Wednesday, May 7, 2014
What Effect Will Suntory Have On Beam?
This is the third ownership change I've been through with Beam. That may sound odd, since this is the first time Beam has been sold, but stay with me.
In 1987, Beam parent Fortune Brands bought National Distillers and merged it with Jim Beam. National was the larger company and had many more brands, but since it was failing hardly any of its management was retained, although some of the sales force was. I was working for a Beam agency at the time and worked on the transition directly.
In 2005, Fortune and Pernod teamed up to dismember Allied Domecq. Again, Fortune added its parts to Beam. Lots of management came over too. I was doing then what I do now and didn't have many friends at Beam, at least not in Deerfield. One man changed that.
Last month, Suntory closed on the purchase of Beam Inc. Suntory is much more than a distilled spirits company but its distilled spirits business will be attached to Beam and not the other way around. The new company will be headquartered at Beam's headquarters in Deerfield, Illinois. Its 'new' president is Matt Shattock, who has been running Beam since 2009.

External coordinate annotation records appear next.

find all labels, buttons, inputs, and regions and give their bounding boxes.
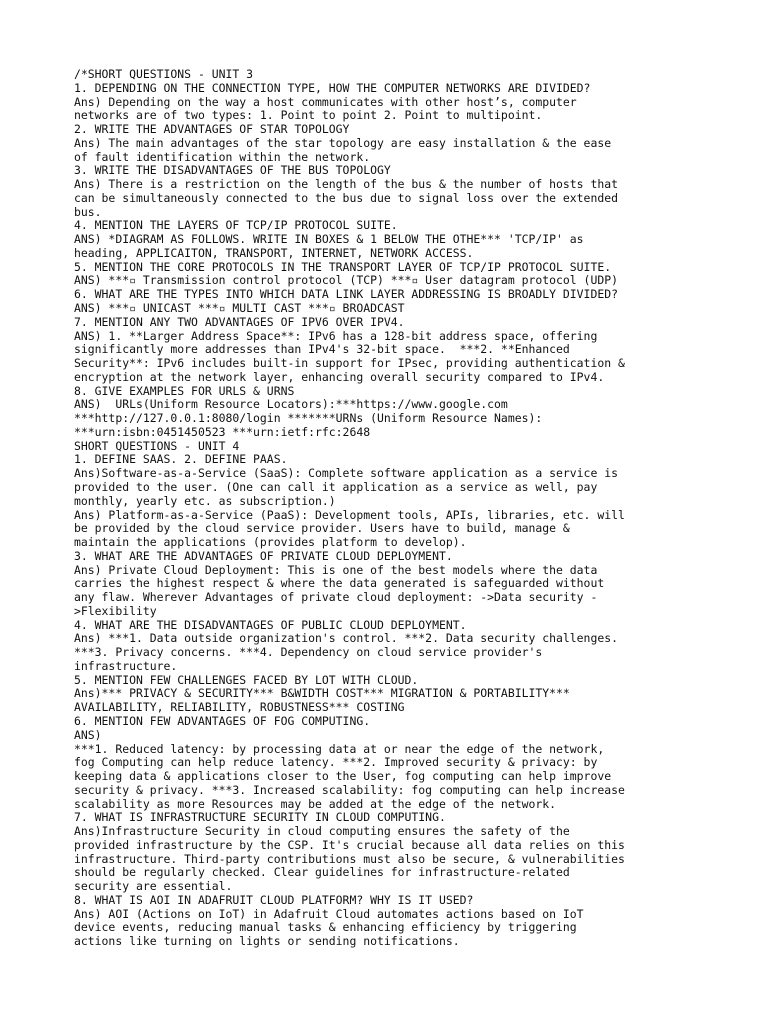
text-line: 6. MENTION FEW ADVANTAGES OF FOG COMPUTING.: [74, 713, 371, 728]
text-line: provided infrastructure by the CSP. It's crucial because all data relies on this: [74, 837, 625, 852]
text-line: ANS) 1. **Larger Address Space**: IPv6 has a 128-bit address space, offering: [74, 328, 598, 343]
text-line: ANS) ***▫ UNICAST ***▫ MULTI CAST ***▫ BROADCAST: [74, 301, 405, 316]
text-line: ANS) *DIAGRAM AS FOLLOWS. WRITE IN BOXES & 1 BELOW THE OTHE*** 'TCP/IP' as: [74, 232, 584, 247]
text-line: device events, reducing manual tasks & enhancing efficiency by triggering: [74, 920, 577, 935]
text-line: Ans) Platform-as-a-Service (PaaS): Development tools, APIs, libraries, etc. will: [74, 507, 625, 522]
text-line: Ans)Infrastructure Security in cloud computing ensures the safety of the: [74, 824, 570, 839]
text-line: actions like turning on lights or sending notifications.: [74, 934, 460, 949]
text-line: 2. WRITE THE ADVANTAGES OF STAR TOPOLOGY: [74, 122, 350, 137]
text-line: can be simultaneously connected to the bus due to signal loss over the extended: [74, 190, 618, 205]
text-line: Ans) AOI (Actions on IoT) in Adafruit Cloud automates actions based on IoT: [74, 906, 584, 921]
text-line: 8. WHAT IS AOI IN ADAFRUIT CLOUD PLATFORM? WHY IS IT USED?: [74, 892, 474, 907]
text-line: security & privacy. ***3. Increased scalability: fog computing can help increase: [74, 782, 625, 797]
text-line: 1. DEPENDING ON THE CONNECTION TYPE, HOW THE COMPUTER NETWORKS ARE DIVIDED?: [74, 80, 591, 95]
text-line: Ans) There is a restriction on the length of the bus & the number of hosts that: [74, 177, 618, 192]
text-line: Ans) Private Cloud Deployment: This is one of the best models where the data: [74, 562, 598, 577]
text-line: bus.: [74, 204, 102, 219]
text-line: should be regularly checked. Clear guidelines for infrastructure-related: [74, 865, 570, 880]
text-line: Ans) ***1. Data outside organization's control. ***2. Data security challenges.: [74, 631, 618, 646]
text-line: ***3. Privacy concerns. ***4. Dependency on cloud service provider's: [74, 645, 543, 660]
text-line: any flaw. Wherever Advantages of private cloud deployment: ->Data security -: [74, 590, 598, 605]
text-line: ***urn:isbn:0451450523 ***urn:ietf:rfc:2648: [74, 424, 371, 439]
text-line: encryption at the network layer, enhancing overall security compared to IPv4.: [74, 369, 605, 384]
text-line: fog Computing can help reduce latency. ***2. Improved security & privacy: by: [74, 755, 598, 770]
text-line: heading, APPLICAITON, TRANSPORT, INTERNET, NETWORK ACCESS.: [74, 245, 474, 260]
text-line: 3. WRITE THE DISADVANTAGES OF THE BUS TOPOLOGY: [74, 163, 391, 178]
text-line: 4. WHAT ARE THE DISADVANTAGES OF PUBLIC CLOUD DEPLOYMENT.: [74, 617, 467, 632]
text-line: 5. MENTION THE CORE PROTOCOLS IN THE TRANSPORT LAYER OF TCP/IP PROTOCOL SUITE.: [74, 259, 612, 274]
text-line: Ans)*** PRIVACY & SECURITY*** B&WIDTH COST*** MIGRATION & PORTABILITY***: [74, 686, 570, 701]
text-line: carries the highest respect & where the data generated is safeguarded without: [74, 576, 605, 591]
text-line: Ans)Software-as-a-Service (SaaS): Complete software application as a service is: [74, 466, 618, 481]
text-line: maintain the applications (provides platform to develop).: [74, 535, 467, 550]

Before the 1987 merger, Beamville was a one horse town. It sold Jim Beam bourbon and not much else. Although Jim Beam was doing better than most, the bourbon category was struggling. Beam was interesting in acquiring some big brands that were growing. The prize at National? DeKuyper Schnapps, a line of liqueurs with some very hot flavors. DeKuyper Peachtree Schnapps was, all by itself, a million case brand.
Suddenly having so many brands in so many categories was a shock to the system. My contribution was a merchandising manual to show salespeople where, ideally, each of their new wards should be placed on store shelves. It was the same people running things after the merger as before, but the culture changed because they were forced to take a much broader world view.
My transition from sales promotion supplier to spirits journalist was rocky at Beam. There were some misunderstandings that left me on the outside. I had great relationships with production people in Kentucky but the Deerfield folks barely spoke to me. It wasn't a big problem for me, but one of the managers who came over from Allied decided it was a problem for them. He was the VP of Corporate Communications and reached out to me in a very personal way to mend fences.
He's gone now, but he and the other Allied transplants changed the Beam culture again. They took a company that had become very self-satisfied and made it try new things. Suddenly, the most influential person in the company creatively was Maker's Mark president Bill Samuels, himself an Allied transplant.
It's hard to predict how Suntory will change Beam. It's easy to say it won't, since on the ground it looks like Beam took over Suntory and not the other way around. It surely will. It may make Beam more effective in those parts of the world that aren't North America, Europe or Australia. Since it is no longer publicly traded, it might be able to think more long term. Those would both be good things.
One thing I've learned about Beam over all these years is that while I may not always agree with them, I'm reluctant to bet against them. They survived and controlled their destiny during a very rough patch in the distilled spirits business. They have both grown their mainstays and created successful new brands. They have made money for their investors. They'll get through this too.